Introducing Amazon One Enterprise authentication scanner
Amazon One Enterprise enables security management for access to physical locations in industries such as hospitality, education or technologies. It’s a fully-managed online service paired with the AWS One palm scanner for biometric authentication administered through the AWS Management Console. Amazon One Enterprise is currently available in preview in the U.S.
NVIDIA and AWS make cloud pact
NVIDIA announced a new set of GPUs available through AWS, the NVIDIA L4 GPUs, NVIDIA L40S GPUs and NVIDIA H200 GPUs. AWS will be the first cloud provider to bring the H200 chips with NV link to the cloud. Through this link, the GPU and CPU can share memory to speed up processing, NVIDIA CEO Jensen Huang explained during Selipsky’s keynote. Amazon EC2 G6e instances featuring NVIDIA L40S GPUs and Amazon G6 instances powered by L4 GPUs will start to roll out in 2024.

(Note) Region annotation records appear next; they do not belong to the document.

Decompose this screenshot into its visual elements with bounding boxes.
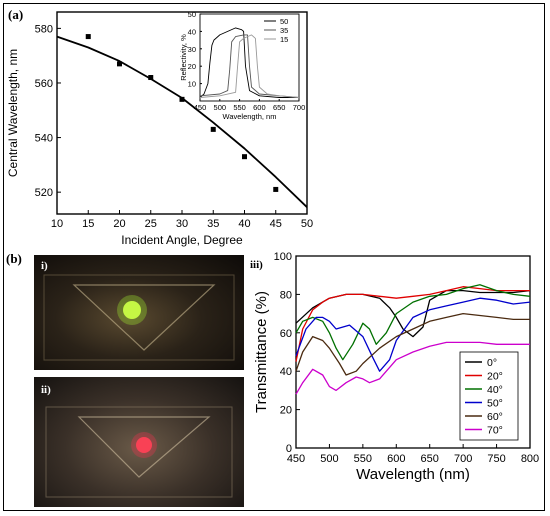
- y-axis-label: Reflectivity, %: [179, 34, 188, 81]
- transmittance-series-line: [295, 312, 530, 376]
- y-tick-label: 520: [35, 187, 53, 199]
- photo-ii: ii): [34, 377, 244, 507]
- legend-label: 50°: [487, 398, 503, 410]
- panel-a-label: (a): [8, 7, 23, 22]
- data-point-marker: [210, 126, 216, 132]
- x-tick-label: 10: [51, 218, 63, 230]
- x-tick-label: 450: [194, 103, 207, 112]
- y-tick-label: 50: [188, 10, 196, 19]
- transmittance-series-line: [295, 297, 531, 372]
- x-tick-label: 550: [233, 103, 246, 112]
- y-tick-label: 560: [35, 78, 53, 90]
- x-tick-label: 45: [270, 218, 282, 230]
- inset-legend-label: 50: [280, 17, 288, 26]
- y-tick-label: 20: [188, 62, 196, 71]
- chart-inset: 450 500 550 600 650 700 10 20 30 40 50 Wavelength, …: [179, 10, 305, 121]
- x-tick-label: 50: [301, 218, 313, 230]
- legend-label: 20°: [487, 371, 503, 383]
- data-point-marker: [179, 96, 185, 102]
- x-tick-label: 800: [521, 453, 539, 465]
- figure-frame: [3, 3, 545, 511]
- transmittance-series-line: [295, 284, 531, 361]
- y-axis-label: Transmittance (%): [253, 291, 270, 413]
- x-tick-label: 15: [82, 218, 94, 230]
- y-tick-label: 0: [286, 443, 292, 455]
- inset-series-line: [199, 34, 300, 98]
- x-tick-label: 500: [214, 103, 227, 112]
- y-tick-label: 60: [280, 328, 292, 340]
- y-tick-label: 10: [188, 80, 196, 89]
- data-point-marker: [242, 154, 247, 160]
- x-tick-label: 600: [387, 453, 405, 465]
- x-axis-label: Incident Angle, Degree: [121, 233, 243, 247]
- y-tick-label: 40: [280, 366, 292, 378]
- chart-a: 10 15 20 25 30 35 40 45 50 520 540 560 580 Incident A…: [6, 11, 313, 247]
- x-tick-label: 750: [487, 453, 505, 465]
- data-point-marker: [85, 34, 91, 40]
- legend-label: 70°: [487, 425, 503, 437]
- y-tick-label: 580: [35, 23, 53, 35]
- y-tick-label: 30: [188, 45, 196, 54]
- y-tick-label: 40: [188, 27, 196, 36]
- x-tick-label: 700: [293, 103, 306, 112]
- x-tick-label: 650: [421, 453, 439, 465]
- y-tick-label: 80: [280, 289, 292, 301]
- legend-label: 40°: [487, 384, 503, 396]
- x-tick-label: 500: [320, 453, 338, 465]
- x-tick-label: 600: [253, 103, 266, 112]
- x-tick-label: 20: [113, 218, 125, 230]
- transmittance-series-line: [295, 286, 530, 362]
- y-axis-label: Central Wavelength, nm: [6, 49, 20, 177]
- photo-ii-prism: [45, 406, 233, 498]
- legend-label: 0°: [487, 357, 497, 369]
- inset-background: [200, 14, 299, 101]
- panel-b-label: (b): [6, 251, 22, 266]
- x-tick-label: 700: [454, 453, 472, 465]
- transmittance-series-line: [295, 341, 530, 395]
- legend-label: 60°: [487, 411, 503, 423]
- y-tick-label: 540: [35, 133, 53, 145]
- x-tick-label: 40: [238, 218, 250, 230]
- data-point-marker: [273, 186, 279, 192]
- x-axis-label: Wavelength (nm): [356, 466, 470, 483]
- y-tick-label: 20: [280, 405, 292, 417]
- inset-series-line: [199, 34, 300, 98]
- plot-frame: [199, 13, 300, 102]
- data-point-marker: [117, 61, 122, 67]
- photo-i: i): [34, 255, 244, 370]
- photo-i-prism: [43, 274, 235, 361]
- y-tick-label: 100: [274, 251, 292, 263]
- legend-box: [459, 351, 519, 441]
- x-tick-label: 650: [273, 103, 286, 112]
- plot-frame: [295, 255, 531, 449]
- inset-legend-label: 35: [280, 26, 288, 35]
- photo-i-label: i): [41, 260, 48, 272]
- x-tick-label: 550: [354, 453, 372, 465]
- chart-iii: 450 500 550 600 650 700 750 800 0 20 40 60 80 100 Wave…: [253, 251, 539, 483]
- x-tick-label: 30: [176, 218, 188, 230]
- panel-iii-label: iii): [250, 259, 263, 271]
- x-tick-label: 35: [207, 218, 219, 230]
- inset-series-line: [199, 27, 299, 98]
- data-point-marker: [148, 75, 154, 81]
- x-tick-label: 450: [287, 453, 305, 465]
- photo-ii-label: ii): [41, 384, 51, 396]
- x-axis-label: Wavelength, nm: [223, 112, 277, 121]
- inset-legend-label: 15: [280, 35, 288, 44]
- x-tick-label: 25: [145, 218, 157, 230]
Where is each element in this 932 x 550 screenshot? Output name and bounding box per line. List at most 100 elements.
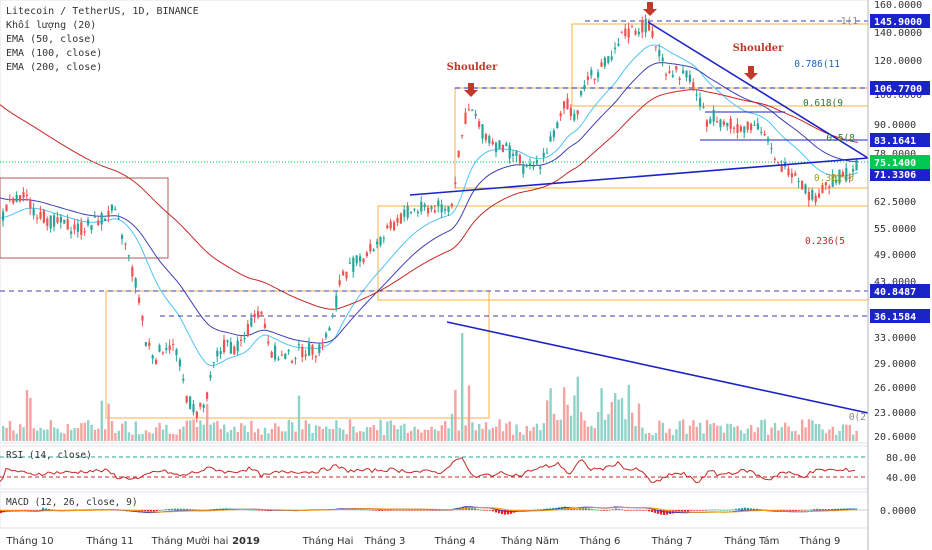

In addition, the NVIDIA DGX Cloud, NVIDIA’s AI building platform, is coming to AWS. An exact date for its availability hasn’t yet been announced.
NVIDIA brought on AWS as a primary partner in Project Ceiba, NVIDIA’s 65 exaflop supercomputer including 16,384 NVIDIA GH200 Superchips.
NVIDIA NeMo Retriever
Another announcement made during re:Invent is the NVIDIA NeMo Retriever, which allows enterprise customers to supply more accurate responses from their multimodal generative AI applications using retrieval-augmented generation.
Specifically, NVIDIA NeMo Retriever is a semantic-retrieval microservice that connects custom LLMs to applications. NVIDIA NeMo Retriever’s embedding models set up the semantic relationships between words. Then, that data is fed into an LLM, which processes and analyzes the textual data. Business customers can connect that LLM to their own data sources and knowledge bases.
NVIDIA NeMo Retriever is available in early access now through the NVIDIA AI Enterprise Software platform wherever it can be accessed through the AWS Marketplace.
Early partners working with NVIDIA on retrieval-augmented generation services include Cadence, Dropbox, SAP and ServiceNow.
Note: TechRepublic is covering AWS re:Invent virtually.